Despite our best efforts, the toilet remained as resolutely blocked as we had to be. Never mind. These things happen, and it’s something that a plumber is trained to deal with. Several “quick” phone calls later, we had someone come over in the morning. I had to go to work, and Holly was left to deal with the plumbers, but apparently the conversations held involved the threat of high tech equipment charged at exorbitant rates per hour, much sucking of air over teeth and exactly one shower of shit.
The high tech equipment used turned out to be a high pressure water hose. Now, when I think of a “high pressure” hose, I have an image of your common or garden hose with the tap on full and a finger over the end. Apparently, the industrial version of this has enough pressure to cut through the root systems of plants, so perhaps my mental model is wonky (for a start, how’s the plumber meant to get his hand round the bend in the toilet?) Placing this into the drain outside the bathroom had no effect. Placing the same high pressure hose down our toilet finally managed to shift what appears to have been approximately 18 months’ worth of slowly festering poo, but not in the intended direction. Our drain was so effectively blocked that the wave of crapulance, powered by a jet of water so powerful as to cut flesh from bone, rebounded off the obstruction to burst once more joyously into the air via the only route available to it --- our toilet. If you’ve ever seen the bit in Free Willy where the enormous whale decides to leap over the head of the young hero then you may well have the sort of mental image that only needs a little tweaking in order to get an idea of the scale of the disaster.

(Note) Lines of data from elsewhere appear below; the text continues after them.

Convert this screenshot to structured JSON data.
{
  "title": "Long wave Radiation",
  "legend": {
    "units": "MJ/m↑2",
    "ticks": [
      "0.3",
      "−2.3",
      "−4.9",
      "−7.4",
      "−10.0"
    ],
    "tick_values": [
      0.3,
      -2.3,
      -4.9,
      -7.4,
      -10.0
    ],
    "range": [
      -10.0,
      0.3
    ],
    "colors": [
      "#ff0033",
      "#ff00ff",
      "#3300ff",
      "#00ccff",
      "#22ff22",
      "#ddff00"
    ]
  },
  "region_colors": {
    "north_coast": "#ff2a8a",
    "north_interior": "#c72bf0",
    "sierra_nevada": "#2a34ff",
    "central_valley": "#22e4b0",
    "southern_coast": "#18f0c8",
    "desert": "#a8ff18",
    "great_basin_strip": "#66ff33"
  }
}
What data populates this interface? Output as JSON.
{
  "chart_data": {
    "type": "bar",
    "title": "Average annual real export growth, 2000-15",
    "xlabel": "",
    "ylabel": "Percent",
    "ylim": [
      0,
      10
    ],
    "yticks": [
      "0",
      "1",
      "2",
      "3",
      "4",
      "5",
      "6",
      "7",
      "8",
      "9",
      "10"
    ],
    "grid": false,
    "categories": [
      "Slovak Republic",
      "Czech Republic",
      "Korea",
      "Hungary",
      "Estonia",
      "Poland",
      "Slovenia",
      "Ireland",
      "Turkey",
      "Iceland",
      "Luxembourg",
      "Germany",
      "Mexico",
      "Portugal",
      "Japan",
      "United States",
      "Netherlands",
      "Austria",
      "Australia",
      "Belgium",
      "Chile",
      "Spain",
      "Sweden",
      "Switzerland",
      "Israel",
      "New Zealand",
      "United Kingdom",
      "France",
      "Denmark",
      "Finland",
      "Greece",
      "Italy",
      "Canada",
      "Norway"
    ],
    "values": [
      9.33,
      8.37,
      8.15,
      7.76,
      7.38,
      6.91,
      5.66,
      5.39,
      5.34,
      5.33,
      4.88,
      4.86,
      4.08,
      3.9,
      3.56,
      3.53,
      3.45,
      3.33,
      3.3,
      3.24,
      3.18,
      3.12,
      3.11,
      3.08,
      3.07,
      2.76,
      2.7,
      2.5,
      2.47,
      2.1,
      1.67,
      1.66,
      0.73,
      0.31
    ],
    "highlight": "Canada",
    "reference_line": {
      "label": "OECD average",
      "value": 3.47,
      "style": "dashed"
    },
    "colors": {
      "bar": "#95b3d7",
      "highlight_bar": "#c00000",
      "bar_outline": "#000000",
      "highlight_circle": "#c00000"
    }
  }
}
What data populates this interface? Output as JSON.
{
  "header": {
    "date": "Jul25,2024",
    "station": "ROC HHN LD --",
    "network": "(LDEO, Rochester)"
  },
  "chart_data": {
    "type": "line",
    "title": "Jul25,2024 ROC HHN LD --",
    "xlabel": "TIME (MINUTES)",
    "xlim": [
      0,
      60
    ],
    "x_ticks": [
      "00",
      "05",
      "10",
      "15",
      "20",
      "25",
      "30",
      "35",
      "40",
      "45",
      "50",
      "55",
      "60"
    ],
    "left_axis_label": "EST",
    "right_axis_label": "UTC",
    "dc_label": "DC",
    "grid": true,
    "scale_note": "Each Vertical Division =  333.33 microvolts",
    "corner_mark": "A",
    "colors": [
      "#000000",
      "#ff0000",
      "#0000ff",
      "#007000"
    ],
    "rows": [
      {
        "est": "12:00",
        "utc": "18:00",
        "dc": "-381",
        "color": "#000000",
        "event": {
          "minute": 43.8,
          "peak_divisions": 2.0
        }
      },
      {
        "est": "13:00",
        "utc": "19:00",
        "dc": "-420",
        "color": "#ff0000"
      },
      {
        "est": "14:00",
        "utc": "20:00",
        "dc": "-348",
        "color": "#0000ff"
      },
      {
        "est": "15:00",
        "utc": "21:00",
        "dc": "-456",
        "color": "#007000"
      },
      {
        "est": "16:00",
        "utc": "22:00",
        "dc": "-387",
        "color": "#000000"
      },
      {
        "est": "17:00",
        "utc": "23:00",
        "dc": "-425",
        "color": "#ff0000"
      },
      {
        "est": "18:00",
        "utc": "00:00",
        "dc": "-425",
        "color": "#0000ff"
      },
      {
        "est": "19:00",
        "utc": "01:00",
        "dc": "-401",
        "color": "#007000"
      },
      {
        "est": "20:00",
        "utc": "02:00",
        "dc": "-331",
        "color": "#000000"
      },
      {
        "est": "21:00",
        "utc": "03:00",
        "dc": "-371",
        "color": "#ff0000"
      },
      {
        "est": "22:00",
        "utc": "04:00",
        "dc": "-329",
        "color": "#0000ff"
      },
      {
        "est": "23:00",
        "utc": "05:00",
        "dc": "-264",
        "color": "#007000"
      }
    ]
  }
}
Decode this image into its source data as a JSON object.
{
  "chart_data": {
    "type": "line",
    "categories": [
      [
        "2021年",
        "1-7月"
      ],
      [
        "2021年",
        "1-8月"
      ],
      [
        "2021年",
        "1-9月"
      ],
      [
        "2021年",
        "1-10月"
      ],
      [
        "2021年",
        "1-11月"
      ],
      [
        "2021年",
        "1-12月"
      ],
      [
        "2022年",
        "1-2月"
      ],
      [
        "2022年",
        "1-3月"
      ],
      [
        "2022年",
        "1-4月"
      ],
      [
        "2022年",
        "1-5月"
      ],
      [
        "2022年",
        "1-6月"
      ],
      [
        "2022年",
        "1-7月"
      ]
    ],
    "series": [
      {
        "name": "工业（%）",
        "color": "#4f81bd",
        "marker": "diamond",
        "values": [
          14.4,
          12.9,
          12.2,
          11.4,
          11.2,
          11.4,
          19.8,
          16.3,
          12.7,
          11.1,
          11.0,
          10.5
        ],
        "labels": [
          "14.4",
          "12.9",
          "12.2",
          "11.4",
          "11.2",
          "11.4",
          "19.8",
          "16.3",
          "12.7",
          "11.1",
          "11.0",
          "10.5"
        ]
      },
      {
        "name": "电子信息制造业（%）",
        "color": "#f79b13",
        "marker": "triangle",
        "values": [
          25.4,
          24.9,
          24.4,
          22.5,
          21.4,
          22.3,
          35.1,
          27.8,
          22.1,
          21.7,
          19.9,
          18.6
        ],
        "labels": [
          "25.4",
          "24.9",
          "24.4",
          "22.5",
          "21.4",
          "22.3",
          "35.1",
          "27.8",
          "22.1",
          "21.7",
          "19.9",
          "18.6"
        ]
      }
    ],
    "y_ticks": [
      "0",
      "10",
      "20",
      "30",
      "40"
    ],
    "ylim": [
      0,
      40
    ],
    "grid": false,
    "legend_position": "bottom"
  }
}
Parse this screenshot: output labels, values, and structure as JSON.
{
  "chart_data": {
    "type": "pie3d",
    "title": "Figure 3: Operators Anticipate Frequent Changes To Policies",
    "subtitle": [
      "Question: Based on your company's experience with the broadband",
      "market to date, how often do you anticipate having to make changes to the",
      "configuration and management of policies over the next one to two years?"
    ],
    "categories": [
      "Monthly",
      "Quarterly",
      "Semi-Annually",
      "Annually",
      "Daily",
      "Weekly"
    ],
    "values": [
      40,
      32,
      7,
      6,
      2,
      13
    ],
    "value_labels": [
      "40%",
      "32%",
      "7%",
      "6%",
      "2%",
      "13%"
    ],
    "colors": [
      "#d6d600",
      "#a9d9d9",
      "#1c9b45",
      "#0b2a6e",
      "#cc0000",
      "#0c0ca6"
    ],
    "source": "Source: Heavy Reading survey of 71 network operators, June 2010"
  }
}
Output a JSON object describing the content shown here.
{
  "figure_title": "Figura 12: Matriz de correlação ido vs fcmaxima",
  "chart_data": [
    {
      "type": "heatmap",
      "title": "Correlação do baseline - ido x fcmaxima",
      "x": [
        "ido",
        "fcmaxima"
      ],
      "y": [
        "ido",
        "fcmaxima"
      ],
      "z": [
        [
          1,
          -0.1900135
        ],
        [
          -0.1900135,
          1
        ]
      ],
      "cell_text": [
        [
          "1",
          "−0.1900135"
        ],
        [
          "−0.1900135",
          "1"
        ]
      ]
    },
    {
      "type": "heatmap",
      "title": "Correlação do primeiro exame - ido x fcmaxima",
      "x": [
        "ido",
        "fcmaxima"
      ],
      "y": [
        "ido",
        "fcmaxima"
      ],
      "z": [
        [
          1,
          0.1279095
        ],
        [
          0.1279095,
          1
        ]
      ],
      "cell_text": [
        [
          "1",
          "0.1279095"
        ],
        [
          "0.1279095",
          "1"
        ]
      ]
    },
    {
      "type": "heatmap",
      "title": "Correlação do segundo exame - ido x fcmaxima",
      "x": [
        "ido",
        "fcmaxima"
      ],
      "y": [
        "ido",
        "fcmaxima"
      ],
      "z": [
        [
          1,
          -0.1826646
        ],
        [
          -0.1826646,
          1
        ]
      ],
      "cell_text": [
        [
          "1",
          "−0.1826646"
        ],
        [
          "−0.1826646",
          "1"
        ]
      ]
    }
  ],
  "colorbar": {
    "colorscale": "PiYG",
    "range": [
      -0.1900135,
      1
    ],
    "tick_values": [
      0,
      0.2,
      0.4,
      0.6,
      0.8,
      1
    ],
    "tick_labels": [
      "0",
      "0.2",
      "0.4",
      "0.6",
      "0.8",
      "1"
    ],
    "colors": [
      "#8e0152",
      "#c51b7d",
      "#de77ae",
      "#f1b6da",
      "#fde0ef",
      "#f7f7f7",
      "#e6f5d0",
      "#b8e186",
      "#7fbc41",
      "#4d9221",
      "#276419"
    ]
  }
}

According to the vivid images that Holly painted for me, augmented only slightly by the equally vivid smell emanating from our bathroom, it would seem that we were visited by a Golgothan Shit Demon Spattered up as high as the window (a good couple of metres up) were the marks of extended blockage, and the terracotta tiles on the floor did their best to absorb as much of the flavour as possible. A flavour that they appear to enjoy far more than either citrus or tea tree oil unless persuaded repeatedly otherwise.
As a matter or record, the obstruction in the drain turned out to be a fist-sized bundle of roots, and it’s likely that there’s far more down there, so that part of the reason why there’s major work needed on the drains that can only be done by digging an enormous hole in the garden. Although the toilet still smells a bit, it empties now, and we’ve bought ourselves enough time to end our occupation of the house without a similar incident. We hope.